Desde a passada terça-feira, dia 2 de janeiro, quem se desloca ao serviço dos CTT na Pampilhosa, no concelho da Mealhada, “esbarra” num aviso que sugere aos clientes que se desloquem à Papelaria N & G, onde os Correios começaram a funcionar a partir desta semana. Para os utilizadores basta apenas atravessarem para o outro lado da estrada e ainda têm a vantagem de puderem ser atendidos em horário mais alargado. Para a Delegação no Concelho da Mealhada da Cruz Vermelha Portuguesa há o lamento de não conseguirem continuar a prestar este serviço à população, pelos encargos financeiros que isso acarretava mensalmente.

DSC04355O serviço de CTT na Pampilhosa funcionou, durante quatro anos e meio, pelas “mãos” da Delegação da Cruz Vermelha Portuguesa, contudo, há cerca de um ano que era público a insustentabilidade do Posto. E isto porque, segundo Vítor Soares, presidente da Delegação na Mealhada da Cruz Vermelha, “a faturação ia diretamente para os Correios de Portugal, que dava um subsídio à Cruz Vermelha pela manutenção do serviço”.

Um subsídio que, para além, “de não suportar os custos que tínhamos com o vencimento de uma funcionária, não tinha em conta as despesas de água, luz, comunicações e seguros contra furto e incêndios”, explicou-nos Vítor Soares.

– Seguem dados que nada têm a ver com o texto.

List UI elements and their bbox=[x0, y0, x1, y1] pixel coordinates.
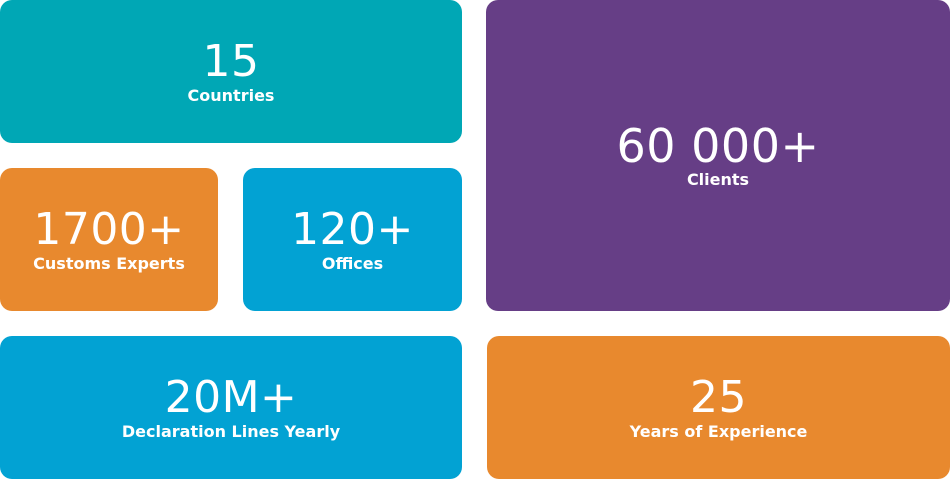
stat-value: 25 bbox=[690, 371, 747, 423]
stat-value: 120+ bbox=[291, 203, 414, 255]
stat-tile: 25 Years of Experience bbox=[487, 336, 950, 479]
stat-label: Countries bbox=[187, 85, 275, 105]
stat-label: Offices bbox=[321, 253, 384, 273]
stat-tile: 20M+ Declaration Lines Yearly bbox=[0, 336, 462, 479]
stat-value: 20M+ bbox=[164, 371, 298, 423]
stat-label: Years of Experience bbox=[629, 421, 808, 441]
stat-tile: 120+ Offices bbox=[243, 168, 462, 311]
stat-value: 15 bbox=[202, 35, 260, 87]
stat-value: 60 000+ bbox=[616, 118, 820, 173]
stat-tile: 1700+ Customs Experts bbox=[0, 168, 218, 311]
stat-label: Clients bbox=[686, 169, 750, 189]
stat-label: Customs Experts bbox=[33, 253, 185, 273]
stat-label: Declaration Lines Yearly bbox=[121, 421, 341, 441]
stat-tile: 60 000+ Clients bbox=[486, 0, 950, 311]
stat-value: 1700+ bbox=[33, 203, 185, 255]
stat-tile: 15 Countries bbox=[0, 0, 462, 143]
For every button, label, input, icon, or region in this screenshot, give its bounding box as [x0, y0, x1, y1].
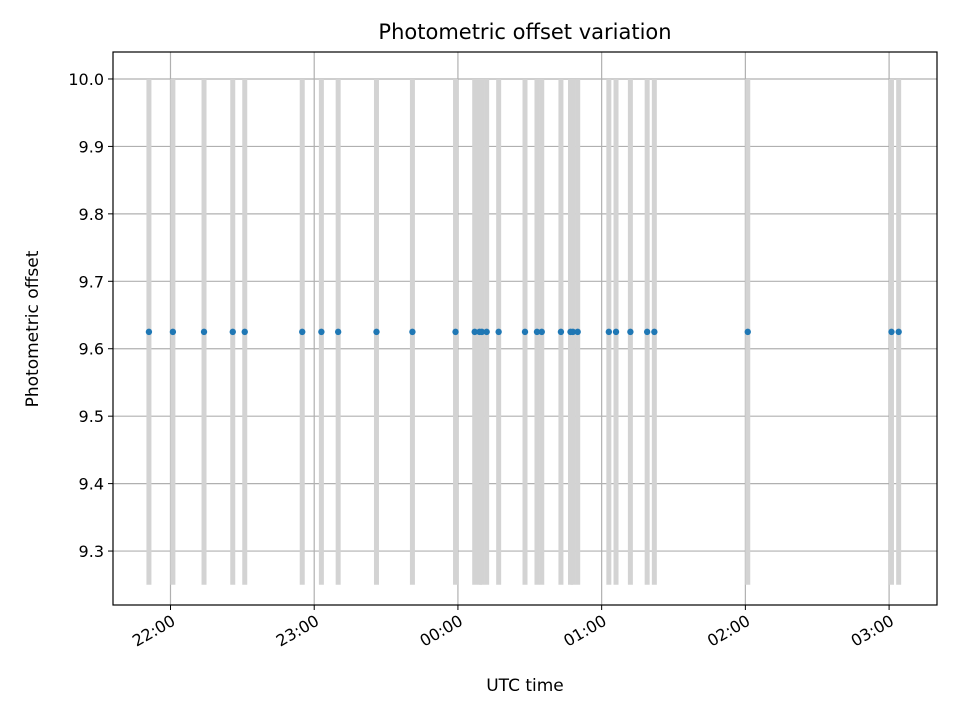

O presidente da Delegação na Mealhada da Cruz Vermelha refere ter suportado “os encargos até ao limite”, por saber que estava em causa “uma franja da população que necessitava deste serviços para, nomeadamente, levantamento dos vales de reforma”. “Prestámos um serviço social durante muito tempo e, desde março passado, que andávamos em conversações com os Correios de Portugal, mas nunca sentimos que havia disponibilidade para uma possível alternativa / solução e, para nós, em termos económicos era insustentável”, lamentou-nos Vítor Soares.

Fonte dos CTT, e segundo o dirigente da Cruz Vermelha, “a qualidade do serviço na Pampilhosa era reconhecida, bem como a faturação, onde estávamos sempre no lote dos dez primeiros, de todo o distrito, que conta com cerca de uma centena”.

“Mesmo tendo vontade de prosseguir com este serviço social, não podia, enquanto presidente, permitir que este prejuízo colocasse em causa o propósito de outros para os quais a Cruz Vermelha serve na sua essência”, disse ainda.

DSC04723Para os utilizadores dos CTT na Pampilhosa, a mudança quase não se nota, uma vez que o serviço mudou para «o outro lado da rua», mais precisamente para a Papelaria N & G, continuando, assim, na Rua Doutor Abel da Silva Lindo, no centro da Pampilhosa. De segunda a sexta-feira, o horário é das 9h às 13 horas e das 15h às 19 horas e, aos sábados e domingos, das 9h às 13 horas.

“Apercebi-me que os CTT iam encerrar e achei que era importante tanto para a Papelaria como para a população”, explicou a proprietária do estabelecimento, Fernanda Duarte, referindo que ganha “uma comissão por cada atendimento nos Correios, mediante o serviço pretendido”.

Aquando da deslocação do «Bairrada Informação», ao “novo” espaço, encontrámos Mário Santos, da Marmeleira, pertencente a Souselas, mas que, contudo, usufrui dos serviços de correios na Pampilhosa. “Vi que a porta dos CTT estava encerrada, perguntei a quem vi passar o que se passava e indicaram-me para aqui”, explicou-nos, concluindo que utiliza o serviço “para pagamento da água e levantamento do vale da reforma”.

“Reverta-se a privatização nos CTT”, diz Rui Marqueiro

O assunto foi também levado à última Assembleia Municipal da Mealhada por João Louceiro, deputado eleito pelo Partido Comunista Português, que questionou a Câmara “se podia fazer alguma coisa para reverter a situação?”.

Rui Marqueiro, presidente da Câmara, falou no geral dos serviços dos CTT, dizendo: “Reverta-se a privatização, porque um serviço, que dava lucro, está agora miserável”.

“Nunca os CTT pediram a opinião da autarquia, caso contrário, a Câmara até teria uma sugestão para lhes dar”, concluiu.